A friend posted an interesting question on Facebook to challenge the church sign that proclaims all are welcome. I think she got it from a church publication. Anyway, it goes, “What would it take to convince me that I can walk in uninvited and participate in what they are doing?” Someone responded with another question: “Where does that sense of feeling uninvited come from?” Two very good questions.
I’d like to start with the second one. Speaking for myself, I feel a tinge of apprehension anytime I’m invited to a new place among new people, wondering if the invitation is genuine, and whether sincere acts of welcome will be found once inside. There is mild anxiety that it will be filled with people who know where they are, have been there often, and who exhibit a sense of ownership that excludes newcomers until they have been vetted according to the customs of the place. By contrast, I enter in a state of ignorance and vulnerability. Entering a new place uninvited, and a sign out front is not really an invitation, it’s an advertising slogan, but I digress. Entering a new place uninvited exponentially explodes such apprehensions and anxieties. Brené Brown may preach the value of allowing one’s self to be vulnerable, but she pushes against a lifetime of working hard to avoid being vulnerable in a culture that treats it as a personality defect.
I’m not lacking in social skills. After a lifetime of going into new places among new people, I can do it with as much self confident bravado as anyone, but it doesn’t prevent those inside emotions from being present.
Church represents a special problem.
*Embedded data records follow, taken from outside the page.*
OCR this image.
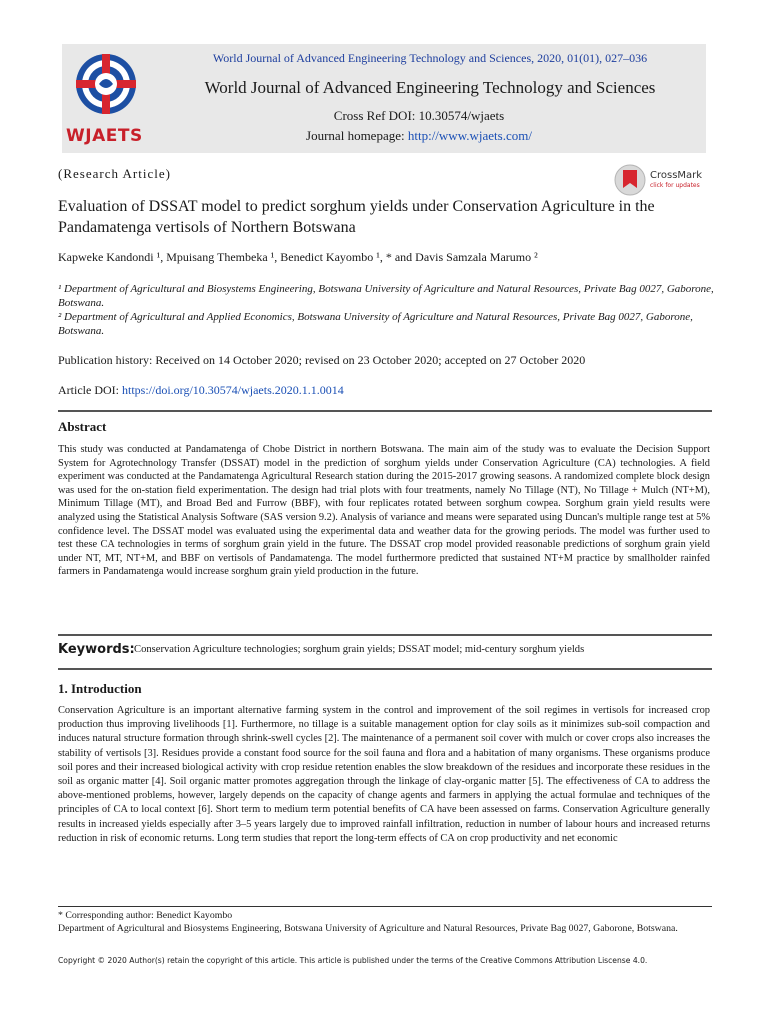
WJAETS
World Journal of Advanced Engineering Technology and Sciences, 2020, 01(01), 027–036
World Journal of Advanced Engineering Technology and Sciences
Cross Ref DOI: 10.30574/wjaets
Journal homepage: http://www.wjaets.com/
(Research Article)	CrossMark
click for updates
Evaluation of DSSAT model to predict sorghum yields under Conservation Agriculture in the Pandamatenga vertisols of Northern Botswana
Kapweke Kandondi ¹, Mpuisang Thembeka ¹, Benedict Kayombo ¹, * and Davis Samzala Marumo ²
¹ Department of Agricultural and Biosystems Engineering, Botswana University of Agriculture and Natural Resources, Private Bag 0027, Gaborone, Botswana.
² Department of Agricultural and Applied Economics, Botswana University of Agriculture and Natural Resources, Private Bag 0027, Gaborone, Botswana.
Publication history: Received on 14 October 2020; revised on 23 October 2020; accepted on 27 October 2020
Article DOI: https://doi.org/10.30574/wjaets.2020.1.1.0014
Abstract
This study was conducted at Pandamatenga of Chobe District in northern Botswana. The main aim of the study was to evaluate the Decision Support System for Agrotechnology Transfer (DSSAT) model in the prediction of sorghum yields under Conservation Agriculture (CA) technologies. A field experiment was conducted at the Pandamatenga Agricultural Research station during the 2015-2017 growing seasons. A randomized complete block design was used for the on-station field experimentation. The design had trial plots with four treatments, namely No Tillage (NT), No Tillage + Mulch (NT+M), Minimum Tillage (MT), and Broad Bed and Furrow (BBF), with four replicates rotated between sorghum cowpea. Sorghum grain yield results were analyzed using the Statistical Analysis Software (SAS version 9.2). Analysis of variance and means were separated using Duncan's multiple range test at 5% confidence level. The DSSAT model was evaluated using the experimental data and weather data for the growing periods. The model was further used to test these CA technologies in terms of sorghum grain yield in the future. The DSSAT crop model provided reasonable predictions of sorghum grain yield under NT, MT, NT+M, and BBF on vertisols of Pandamatenga. The model furthermore predicted that sustained NT+M practice by smallholder rainfed farmers in Pandamatenga would increase sorghum grain yield production in the future.
Keywords: Conservation Agriculture technologies; sorghum grain yields; DSSAT model; mid-century sorghum yields
1. Introduction
Conservation Agriculture is an important alternative farming system in the control and improvement of the soil regimes in vertisols for increased crop production thus improving livelihoods [1]. Furthermore, no tillage is a suitable management option for clay soils as it minimizes sub-soil compaction and induces natural structure formation through shrink-swell cycles [2]. The maintenance of a permanent soil cover with mulch or cover crops also increases the stability of vertisols [3]. Residues provide a constant food source for the soil fauna and flora and a habitation of many organisms. These organisms produce soil pores and their increased biological activity with crop residue retention enables the slow breakdown of the residues and incorporate these residues in the soil as organic matter [4]. Soil organic matter promotes aggregation through the linkage of clay-organic matter [5]. The effectiveness of CA to address the above-mentioned problems, however, largely depends on the capacity of change agents and farmers in applying the actual formulae and techniques of the principles of CA to local context [6]. Short term to medium term potential benefits of CA have been assessed on farms. Conservation Agriculture generally results in increased yields especially after 3–5 years largely due to improved rainfall infiltration, reduction in number of labour hours and increased returns reduction in risk of economic returns. Long term studies that report the long-term effects of CA on crop productivity and net economic
* Corresponding author: Benedict Kayombo
Department of Agricultural and Biosystems Engineering, Botswana University of Agriculture and Natural Resources, Private Bag 0027, Gaborone, Botswana.
Copyright © 2020 Author(s) retain the copyright of this article. This article is published under the terms of the Creative Commons Attribution Liscense 4.0.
It claims to be a public place, but it’s really a private place where one brings one’s most intimate vulnerabilities to be placed before God in the presence of others who, no doubt, are not nearly as vulnerable. It’s easier when one has gained a sense of familiarity with what is going on, who is there, what is expected, and how safe it is (or isn’t). For a newcomer, none of that is present. The risks are high. For some of us, being assaulted by a welcome that is more prying than welcoming is an enormous hurdle to get over. Second to it is the stony welcome of raised eyebrows commencing the vetting process check list of acceptability. Church is, after all, the lair of the self righteous, at least in one’s imagination, which is abetted by bible stories about religious leaders, and what we learned in school about Puritans.
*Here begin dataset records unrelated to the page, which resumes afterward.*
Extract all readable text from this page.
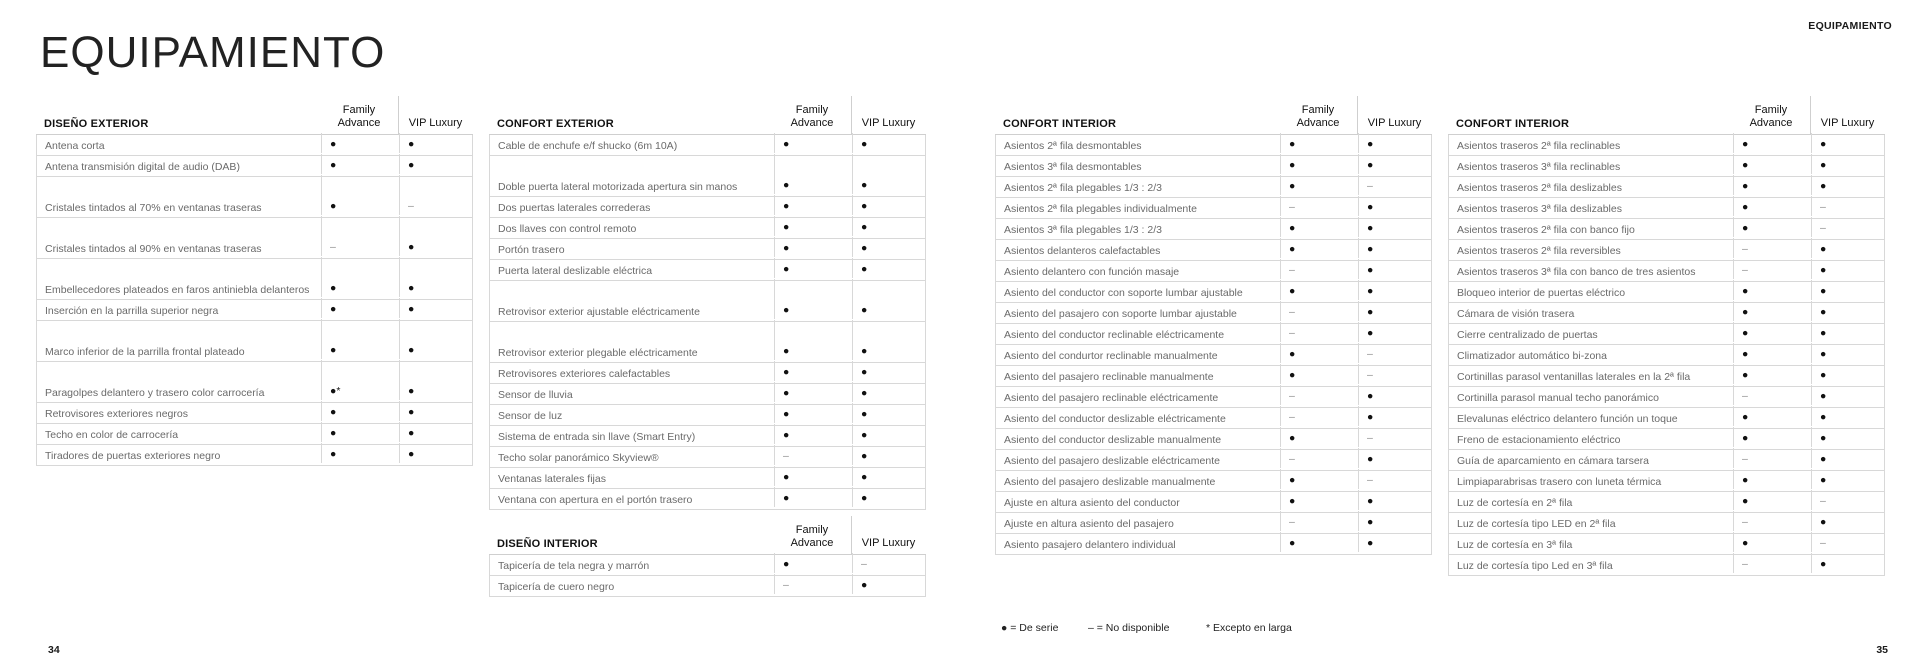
EQUIPAMIENTO
EQUIPAMIENTO
34	35
DISEÑO EXTERIOR
Family
Advance	VIP Luxury
Antena corta	●	●
Antena transmisión digital de audio (DAB)	●	●
Cristales tintados al 70% en ventanas traseras	●	–
Cristales tintados al 90% en ventanas traseras	–	●
Embellecedores plateados en faros antiniebla delanteros	●	●
Inserción en la parrilla superior negra	●	●
Marco inferior de la parrilla frontal plateado	●	●
Paragolpes delantero y trasero color carrocería	●*	●
Retrovisores exteriores negros	●	●
Techo en color de carrocería	●	●
Tiradores de puertas exteriores negro	●	●
CONFORT EXTERIOR
Family
Advance	VIP Luxury
Cable de enchufe e/f shucko (6m 10A)	●	●
Doble puerta lateral motorizada apertura sin manos	●	●
Dos puertas laterales correderas	●	●
Dos llaves con control remoto	●	●
Portón trasero	●	●
Puerta lateral deslizable eléctrica	●	●
Retrovisor exterior ajustable eléctricamente	●	●
Retrovisor exterior plegable eléctricamente	●	●
Retrovisores exteriores calefactables	●	●
Sensor de lluvia	●	●
Sensor de luz	●	●
Sistema de entrada sin llave (Smart Entry)	●	●
Techo solar panorámico Skyview®	–	●
Ventanas laterales fijas	●	●
Ventana con apertura en el portón trasero	●	●
DISEÑO INTERIOR
Family
Advance	VIP Luxury
Tapicería de tela negra y marrón	●	–
Tapicería de cuero negro	–	●
CONFORT INTERIOR
Family
Advance	VIP Luxury
Asientos 2ª fila desmontables	●	●
Asientos 3ª fila desmontables	●	●
Asientos 2ª fila plegables 1/3 : 2/3	●	–
Asientos 2ª fila plegables individualmente	–	●
Asientos 3ª fila plegables 1/3 : 2/3	●	●
Asientos delanteros calefactables	●	●
Asiento delantero con función masaje	–	●
Asiento del conductor con soporte lumbar ajustable	●	●
Asiento del pasajero con soporte lumbar ajustable	–	●
Asiento del conductor reclinable eléctricamente	–	●
Asiento del condurtor reclinable manualmente	●	–
Asiento del pasajero reclinable manualmente	●	–
Asiento del pasajero reclinable eléctricamente	–	●
Asiento del conductor deslizable eléctricamente	–	●
Asiento del conductor deslizable manualmente	●	–
Asiento del pasajero deslizable eléctricamente	–	●
Asiento del pasajero deslizable manualmente	●	–
Ajuste en altura asiento del conductor	●	●
Ajuste en altura asiento del pasajero	–	●
Asiento pasajero delantero individual	●	●
CONFORT INTERIOR
Family
Advance	VIP Luxury
Asientos traseros 2ª fila reclinables	●	●
Asientos traseros 3ª fila reclinables	●	●
Asientos traseros 2ª fila deslizables	●	●
Asientos traseros 3ª fila deslizables	●	–
Asientos traseros 2ª fila con banco fijo	●	–
Asientos traseros 2ª fila reversibles	–	●
Asientos traseros 3ª fila con banco de tres asientos	–	●
Bloqueo interior de puertas eléctrico	●	●
Cámara de visión trasera	●	●
Cierre centralizado de puertas	●	●
Climatizador automático bi-zona	●	●
Cortinillas parasol ventanillas laterales en la 2ª fila	●	●
Cortinilla parasol manual techo panorámico	–	●
Elevalunas eléctrico delantero función un toque	●	●
Freno de estacionamiento eléctrico	●	●
Guía de aparcamiento en cámara tarsera	–	●
Limpiaparabrisas trasero con luneta térmica	●	●
Luz de cortesía en 2ª fila	●	–
Luz de cortesía tipo LED en 2ª fila	–	●
Luz de cortesía en 3ª fila	●	–
Luz de cortesía tipo Led en 3ª fila	–	●
● = De serie	– = No disponible	* Excepto en larga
So when a church hangs out a sign proclaiming that all are welcome, maybe supplementing it with a rainbow flag, is that a genuine invitation or a bait and switch trap? “What would it take to convince me that I can walk in uninvited and participate in what they are doing?” I had an experience of that many years ago, long before the thought of becoming a priest entered my head. Having screwed up on an important breakfast meeting invitation, I found myself wandering around the Upper East Side in the general direction of the subway. An Episcopal Church appeared. It’s doors were open. A sign out front said Morning Prayer was about to begin. I figured it might be a good idea to sit in the back nursing my failure while the office was being celebrated. It turned out to be a small group meeting in a chapel. The leader said they would wait for me to get settled before they started, and if this was a service unfamiliar to me why not just relax and enjoy it. Would I like some coffee? And they got on with Morning Prayer as if I had always been there. Afterwards there was time for handshakes, and a thank you from them for joining their time of prayer, along with an invitation to come again. I never did, but I never forgot because it wasn’t a welcome to their little prayer meeting in their parish. It was a welcome into the body of Christ wherever it might be experienced.
What would it take? It takes a welcome that is fully aware of the anxieties and apprehensions of being the stranger in a strange place without making them the target of attention. Most greeter and welcome programs begin from the point of view of those already inside. It’s the wrong place to start. Start from the point of view of the stranger, the newcomer.